Set up budget per project
On this page, I will demonstrate how to configure a budget for a given project and reject job if you exceed the allocated budget
For this example, I will create a budget named "Project 1" and prevent user to submit job if (1) they do not belong to the project and (2) if the budget has expired.
First, read this link to understand how to monitor your cluster cost and budgets on AWS.
Configure the scheduler hook¶
To enable this feature, you will first need to verify the project assigned to each job during submission time. The script managing this can be found on your Scale-Out Computing on AWS cluster at /apps/soca/<YOUR_SOCA_CLUSTER_ID>/cluster_hooks/queuejob/check_project_budget.py
First, edit this file and manually enter your AWS account id:
# User Variables
aws_account_id = '<ENTER_YOUR_AWS_ACCOUNT_ID>'
budget_config_file = '/apps/soca/<YOUR_SOCA_CLUSTER_ID>/cluster_manager/settings/project_cost_manager.txt'
user_must_belong_to_project = True # Change if you don't want to restrict project to a list of users
allow_job_no_project = False # Change if you do not want to enforce project at job submission
allow_user_multiple_projects = True # Change if you want to restrict a user to one project
Then enable the hook by running the following commands as root (on the scheduler host):
user@host: qmgr -c "create hook check_project_budget event=queuejob"

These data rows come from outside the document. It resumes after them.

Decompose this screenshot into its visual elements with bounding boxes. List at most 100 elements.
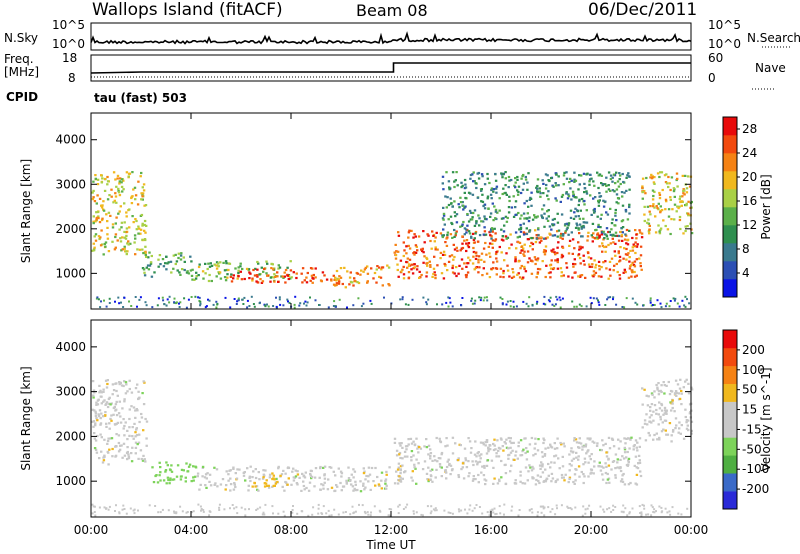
power-cell [567,224,570,227]
velocity-cell [614,474,617,477]
power-cell [625,234,628,237]
velocity-cell [610,468,613,471]
power-cell [594,196,597,199]
power-cell [125,211,128,214]
velocity-cell [126,458,129,461]
power-cell [466,271,470,274]
power-cell [442,250,446,253]
velocity-cell [95,451,99,454]
power-cell [120,221,124,224]
velocity-cell [663,406,667,409]
power-cell [465,231,468,234]
power-cell [623,306,626,309]
power-cell [485,272,489,275]
velocity-cell [507,436,510,440]
power-cell [454,215,457,218]
velocity-cell [293,476,297,479]
velocity-cell [606,472,609,476]
power-cell [514,200,518,203]
power-cell [362,270,365,273]
velocity-cell [670,440,673,443]
power-cell [572,262,575,266]
velocity-cell [477,473,480,477]
velocity-cell [678,387,682,390]
power-cell [684,229,687,233]
velocity-cell [105,425,108,428]
power-cell [483,183,487,186]
velocity-cell [602,466,605,469]
power-cell [555,295,558,298]
power-cell [612,296,615,299]
power-cell [101,177,104,180]
nsearch-tick-bottom: 10^0 [708,37,741,51]
power-cell [561,297,564,300]
power-cell [560,213,564,216]
power-cell [224,296,227,299]
velocity-colorbar-segment [723,473,737,492]
velocity-cell [353,487,356,490]
velocity-ylabel: Slant Range [km] [19,366,33,470]
power-cell [352,284,355,287]
velocity-cell [309,474,312,477]
velocity-cell [628,511,631,514]
power-cell [94,174,97,177]
power-cell [595,297,598,300]
power-cell [492,190,495,193]
power-cell [471,262,475,265]
power-colorbar-tick-label: 28 [742,122,757,136]
velocity-cell [601,473,604,476]
power-cell [503,224,506,227]
power-cell [300,272,303,275]
power-cell [560,253,564,256]
power-cell [394,243,397,246]
power-cell [664,181,668,184]
power-cell [483,230,487,233]
velocity-cell [300,510,303,513]
velocity-cell [643,504,645,507]
power-cell [349,280,353,283]
velocity-cell [369,514,372,517]
power-cell [631,236,634,240]
power-cell [455,266,458,269]
power-cell [531,237,534,240]
power-cell [477,255,481,258]
power-cell [605,184,608,187]
velocity-cell [236,512,239,515]
power-cell [408,229,411,232]
power-cell [498,209,501,212]
velocity-cell [277,465,280,468]
power-cell [576,209,579,212]
velocity-cell [603,510,606,513]
velocity-cell [626,450,629,454]
power-cell [91,249,94,252]
power-cell [165,268,168,271]
velocity-cell [425,472,429,475]
velocity-cell [588,438,591,441]
power-cell [335,269,339,273]
power-cell [135,228,138,231]
velocity-cell [575,451,578,454]
velocity-cell [611,438,615,441]
velocity-cell [610,510,613,513]
power-cell [543,225,546,228]
power-colorbar-tick-label: 20 [742,170,757,184]
power-cell [301,267,305,270]
velocity-cell [298,476,301,479]
power-cell [592,232,595,235]
velocity-cell [247,484,250,487]
power-cell [126,242,129,245]
power-cell [455,274,458,278]
power-cell [512,300,515,303]
power-cell [117,187,120,190]
velocity-cell [404,506,407,509]
velocity-cell [534,437,537,440]
velocity-cell [670,409,673,412]
velocity-cell [656,438,659,441]
power-cell [665,182,669,185]
velocity-cell [628,447,631,450]
velocity-cell [93,511,96,513]
power-cell [598,192,601,195]
power-cell [314,276,317,279]
velocity-cell [682,437,686,440]
power-cell [305,304,308,307]
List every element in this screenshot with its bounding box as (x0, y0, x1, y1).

user@host: qmgr -c "import hook check_project_budget application/x-python default /apps/soca/<YOUR_SOCA_CLUSTER_ID>/cluster_hooks/queuejob/check_project_budget.py"
Test it¶
Submit a job when budget is valid¶
Go to AWS Billing, click Budget on the left sidebar and create a new budget
Select "Cost Budget". Name your budget "Project 1" and configure the Period/Budget based on your requirements. For my example I will allocate a $100 per month recurring budget for my project called "Project 1" (use Tag: soca:JobProject)
Set up a email notification when your budget exceed 80% then click "Confirm Budget"
As you can see, I have still money available for this project (budgeted $100 but only used $15). Let's try to submit a job
user@host$ qsub -- /bin/echo Hello
qsub: Error. You tried to submit job without project. Specify project using -P parameter
This does not work because the job was submitted without project defined. If you still want to let your users do that, edit allow_job_no_project = False
on the hook file. Let's try the same request but specify -P "Project 1"
during submission:
user@host$ qsub -P "Project 1" -- /bin/echo Hello
qsub: User mickael is not assigned to any project. See /apps/soca/cluster_manager/settings/project_cost_manager.txt
This time, the hook complains thant my user "mickael" is not mapped the the project. This is because (1) the budget does not exist on the HPC cluster or (2) my user has not been approved to use this project.
Edit /apps/soca/cluster_manager/settings/project_cost_manager.txt
and configure your budget for this user:
# This file is used to prevent job submission when budget allocated to a project exceed your threshold
# This file is not used by default and must be configured manually using /apps/soca/cluster_hooks/queuejob/check_project_budget.py
# Help & Documentation: https://soca.dev/tutorials/set-up-budget-project/
#
#
# Syntax:
# [project 1]
# user1
# user2
# [project 2]
# user1
# user3
# [project blabla]
# user4
# user5
[Project 1]
mickael
Important
The config section ("Project 1") MUST match the name of the budget your created on AWS Budget (it's case sensitive)
Save this file and try to submit a job, this time the job should go to the queue
user@host$ qsub -P "Project 1" -- /bin/echo Hello
5.ip-10-0-1-223
Submit a job when budget is invalid¶
Now let's go back to your AWS budget, and let's simulate we are over-budget
Now try to submit a job for "Project 1", your request should be rejected
user@host$ qsub -P "Project 1" -- /bin/echo Hello
qsub: Error. Budget for Project 1 exceed allocated threshold. Update it on AWS Budget bash
The hook query the AWS Budget in real-time. So if your users are blocked because of budget restriction, you can at any time edit the value on AWS Budget and unblock them (assuming you still have some money left in your pocket :P )
As mentioned above, the project name on /apps/soca/cluster_manager/settings/project_cost_manager.txt
and the name of your AWS Budget must match (case sensitive).
If a user tries to launch a job associated to a project which does not exist on AWS Budget or with an invalid name, you will see the following error:
bash-4.2$ qsub -P "Project 2" -- /bin/echo Hello
qsub: Error. Unable to query AWS Budget API. ERROR: An error occurred (NotFoundException) when calling the DescribeBudget operation: [Exception=NotFoundException] Failed to call DescribeBudget for [AccountId: <REDACTED_ACCOUNT_ID>] - Failed to call GetBudget for [AccountId: <REDACTED_ACCOUNT_ID>] - Unable to get budget: Project 2 - the budget doesn't exist.